En outre, ces navires, de nature essentiellement civile et faiblement armés, qui assurent le remplacement des BATRAL, ne disposent pas d’une capacité amphibie de débarquement. Deux patrouilleurs légers à faible tirant d’eau, spécialement commandés pour être utilisés en Guyane, seront livrés en 2016.
Le programme de bâtiments de surveillance et d’intervention maritime – BATSIMAR –, dont la marine a défini les caractéristiques en 2007 et dont la loi de programmation militaire pour les années 2009-2014 prévoyait la livraison en seize unités à partir de 2017 à raison de deux par an, a vu sa cible réduite à douze et son calendrier retardé, puisque la première livraison ne devrait pas intervenir avant 2024.
Ce report de sept années, même s’il s’accompagne d’une ultime prolongation des moyens existants, fragilise encore notre dispositif de sauvegarde outre-mer, et aggravera la réduction des capacités entre 2019 et 2025.
Compte tenu de ces moyens et du fort niveau d’engagement opérationnel, notamment sur des théâtres d’opérations extérieures, la marine nationale ne peut mener que des opérations ponctuelles.

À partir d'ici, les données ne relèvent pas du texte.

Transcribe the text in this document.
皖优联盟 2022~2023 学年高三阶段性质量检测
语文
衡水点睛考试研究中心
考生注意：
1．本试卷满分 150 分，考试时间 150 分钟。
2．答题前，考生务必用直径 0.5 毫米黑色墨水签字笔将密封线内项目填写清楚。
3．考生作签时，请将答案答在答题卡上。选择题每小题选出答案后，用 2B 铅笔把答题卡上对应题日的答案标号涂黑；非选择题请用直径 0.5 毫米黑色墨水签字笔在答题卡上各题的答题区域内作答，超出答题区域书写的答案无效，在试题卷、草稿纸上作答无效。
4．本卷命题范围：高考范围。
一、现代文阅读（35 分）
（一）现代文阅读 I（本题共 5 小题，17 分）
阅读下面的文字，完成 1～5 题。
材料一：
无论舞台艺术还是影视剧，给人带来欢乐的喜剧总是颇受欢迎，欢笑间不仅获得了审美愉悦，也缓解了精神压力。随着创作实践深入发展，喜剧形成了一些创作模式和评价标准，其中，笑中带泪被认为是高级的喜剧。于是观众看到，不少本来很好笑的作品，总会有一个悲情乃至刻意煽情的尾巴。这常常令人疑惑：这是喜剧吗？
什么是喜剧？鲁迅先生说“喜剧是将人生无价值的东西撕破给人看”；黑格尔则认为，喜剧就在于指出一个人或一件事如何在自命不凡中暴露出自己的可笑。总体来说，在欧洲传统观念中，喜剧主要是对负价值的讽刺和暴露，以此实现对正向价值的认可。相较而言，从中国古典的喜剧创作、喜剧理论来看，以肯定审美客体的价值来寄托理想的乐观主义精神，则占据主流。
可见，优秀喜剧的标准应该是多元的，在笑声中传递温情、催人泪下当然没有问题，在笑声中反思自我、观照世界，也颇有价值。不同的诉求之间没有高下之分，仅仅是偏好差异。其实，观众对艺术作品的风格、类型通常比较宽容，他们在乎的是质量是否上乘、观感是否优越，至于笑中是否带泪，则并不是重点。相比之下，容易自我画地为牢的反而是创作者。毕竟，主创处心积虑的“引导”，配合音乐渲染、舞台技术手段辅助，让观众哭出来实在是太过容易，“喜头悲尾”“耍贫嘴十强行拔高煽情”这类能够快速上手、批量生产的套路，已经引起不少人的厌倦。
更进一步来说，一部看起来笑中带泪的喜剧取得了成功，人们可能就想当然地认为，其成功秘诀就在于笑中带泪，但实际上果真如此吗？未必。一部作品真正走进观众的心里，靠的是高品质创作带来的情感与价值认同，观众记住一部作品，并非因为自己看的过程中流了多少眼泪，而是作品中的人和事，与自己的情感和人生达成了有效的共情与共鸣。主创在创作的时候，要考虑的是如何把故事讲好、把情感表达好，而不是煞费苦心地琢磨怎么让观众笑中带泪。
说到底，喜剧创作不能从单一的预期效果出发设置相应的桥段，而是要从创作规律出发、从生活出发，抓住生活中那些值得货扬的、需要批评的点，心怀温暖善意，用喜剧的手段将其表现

De ce fait, la notion de protection relève presque du virtuel. Au regard non seulement des enjeux que représente l’exploitation des ressources de la mer et des fonds marins et de la montée prévisible des tensions qui y sont liées, mais aussi de l’accroissement du niveau de violence de ceux qui se livrent à des activités illicites, il est indispensable que nous engagions rapidement un travail de réajustement des moyens consacrés à l’action de l’État en mer dans les zones ultramarines et de réflexion sur leur financement.
Outre l’avancement des commandes et des livraisons, nous devons réfléchir sérieusement à l’apport des nouvelles technologies en matière de surveillance. Je pense, par exemple, aux systèmes d’identification obligatoire des navires autorisés à travailler dans certaines zones et à la capacité de détecter par satellite ceux qui ne le sont pas. Il est temps de lancer des études sur la mise au point de drones de surveillance embarqués, permettant l’extension des zones de surveillance.
Nous devrions également considérer qu’il y aurait une certaine légitimité à réserver une part des redevances d’exploration et d’exploitation des ressources de notre ZEE à la surveillance et à la protection. Ainsi, ces nouvelles ressources financières pourraient être réaffectées au budget d’équipement de la défense, sans peser sur les autres postes budgétaires du ministère.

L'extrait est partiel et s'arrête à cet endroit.